Extension Array Geometric Operations
The extension arrays above will have methods/properties for shapely-compatible geometric operations. These are implemented as parallel vectorized numba functions. Supportable operations include:
- area
- length
- bounds
- boundary
- buffer
- centroid
- convex_hull
- covers
- contains
- crosses
- difference
- disjoint
- distance
- envelope
- exterior
- hausdorff_distance
- interpolate
- intersection
- intersects_bounds
- minimum_rotated_rectangle
- overlaps
- project
- simplify
- union
- unary_union
- affine_transform
- rotate
- scale
- skew
- translate
- sjoin (spatial join) (see tools/sjoin) (partial, see intersection and spatial join support for Point arrays #21)
Only a minimal subset of these will be implemented by the core developers, but others can be added relatively easily by users and other contributors by starting with one of the implemented methods as an example, then adding code from other published libraries (but Numba-ized and Dask-ified if possible!).
Pandas accessors
Custom pandas Series accessor is included to expose these geometric operations at the Series level. E.g.
-
df.column.spatial.area
returns a pandas Series with the same index as df, containing area values. -
df.column.spatial.cx
is a geopandas-style spatial indexer for filtering a series spatially using a spatial index.

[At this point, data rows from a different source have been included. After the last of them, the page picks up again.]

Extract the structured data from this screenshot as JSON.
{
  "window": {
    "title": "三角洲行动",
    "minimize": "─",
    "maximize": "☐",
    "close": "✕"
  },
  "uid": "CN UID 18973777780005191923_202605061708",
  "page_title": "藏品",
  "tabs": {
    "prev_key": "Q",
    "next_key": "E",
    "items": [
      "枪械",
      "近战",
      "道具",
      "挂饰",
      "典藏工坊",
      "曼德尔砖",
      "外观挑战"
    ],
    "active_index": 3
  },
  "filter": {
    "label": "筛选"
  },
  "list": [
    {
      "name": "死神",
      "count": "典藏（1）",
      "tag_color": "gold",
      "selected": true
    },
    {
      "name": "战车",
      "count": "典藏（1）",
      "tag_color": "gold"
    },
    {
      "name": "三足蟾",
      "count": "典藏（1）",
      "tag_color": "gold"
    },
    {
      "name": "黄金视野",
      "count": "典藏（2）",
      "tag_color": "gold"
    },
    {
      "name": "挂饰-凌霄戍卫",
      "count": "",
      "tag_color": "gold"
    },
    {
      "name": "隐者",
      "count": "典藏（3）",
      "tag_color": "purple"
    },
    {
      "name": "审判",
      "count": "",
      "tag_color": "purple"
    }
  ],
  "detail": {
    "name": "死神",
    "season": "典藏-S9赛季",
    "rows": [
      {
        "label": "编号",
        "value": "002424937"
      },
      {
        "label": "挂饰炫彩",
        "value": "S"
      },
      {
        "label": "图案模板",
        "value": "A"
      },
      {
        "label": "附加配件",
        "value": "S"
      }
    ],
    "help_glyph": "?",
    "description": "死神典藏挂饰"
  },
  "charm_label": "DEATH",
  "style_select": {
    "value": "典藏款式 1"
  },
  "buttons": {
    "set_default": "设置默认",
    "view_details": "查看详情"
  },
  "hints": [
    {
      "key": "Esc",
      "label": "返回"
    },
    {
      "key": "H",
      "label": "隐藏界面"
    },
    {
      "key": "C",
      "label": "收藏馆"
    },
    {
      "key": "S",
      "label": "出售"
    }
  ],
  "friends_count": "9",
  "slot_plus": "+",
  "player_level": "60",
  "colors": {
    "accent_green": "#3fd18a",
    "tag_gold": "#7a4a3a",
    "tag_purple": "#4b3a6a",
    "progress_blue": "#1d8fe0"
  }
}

Custom pandas DataFrame accessor is included to track the current "active" geometry column for a DataFrame, and provide DataFrame level operations. E.g.
-
df.spatial.cx
will filter a dataframe spatially based on the current active geometry column.
Dask accessors
A custom Dask Series accessor is included to expose geometric operations on a Dask geometry Series. E.g.
-
ddf.column.spatial.area
returns a dask Series with the same index as ddf, containing area values. -
The accessor also holds a spatial index of bounding box of the shapes in each partition. This allows spatial operations (e.g. cx, spatial join) to skip processing entire partitions that will not contain relevant geometries.
-
A Custom dask DataFrame accessor is included that is exactly analogous to the pandas version.
Conversions
- Fast conversions to and from geopandas will be provided, potentially relying on pygeos.
Parquet support
-
read/to parquet for Pandas DataFrames will be able to rely on the standard pandas parquet functions with extension array support.
-
Special read/to parquet functions will be provided for Dask DataFrames.
-
to_parquet will add extra metadata to the parquet file to specify the geometric bounds of each partition. There will also be the option for
to_parquet
to use Hilbert R-tree packing to optimize the partitions for later spatial access on read. -
read_parquet
will read this partition bounding-box metadata and use it to pre-populate the spatial accessor for each geometry column with a partition-level spatial index.
Compatibility
- We would aim to use consistent naming between geopandas and spatialpandas whenever possible. Since spatialpandas will rely on a DataFrame accessor rather than a DataFrame subclass, spatial properties and methods are under the accessor rather than on the DataFrame.
For example, geodf.cx
becomes spdf.spatial.cx
.
- Eventually, a subclass compatibility layer could likely be added that would simply dispatch certain class methods/properties to the spatial accessor.
Testing
- The test suite will rely heavily on property testing (potentially with hypothesis) to compare the spatialpandas results to geopandas/shapely results.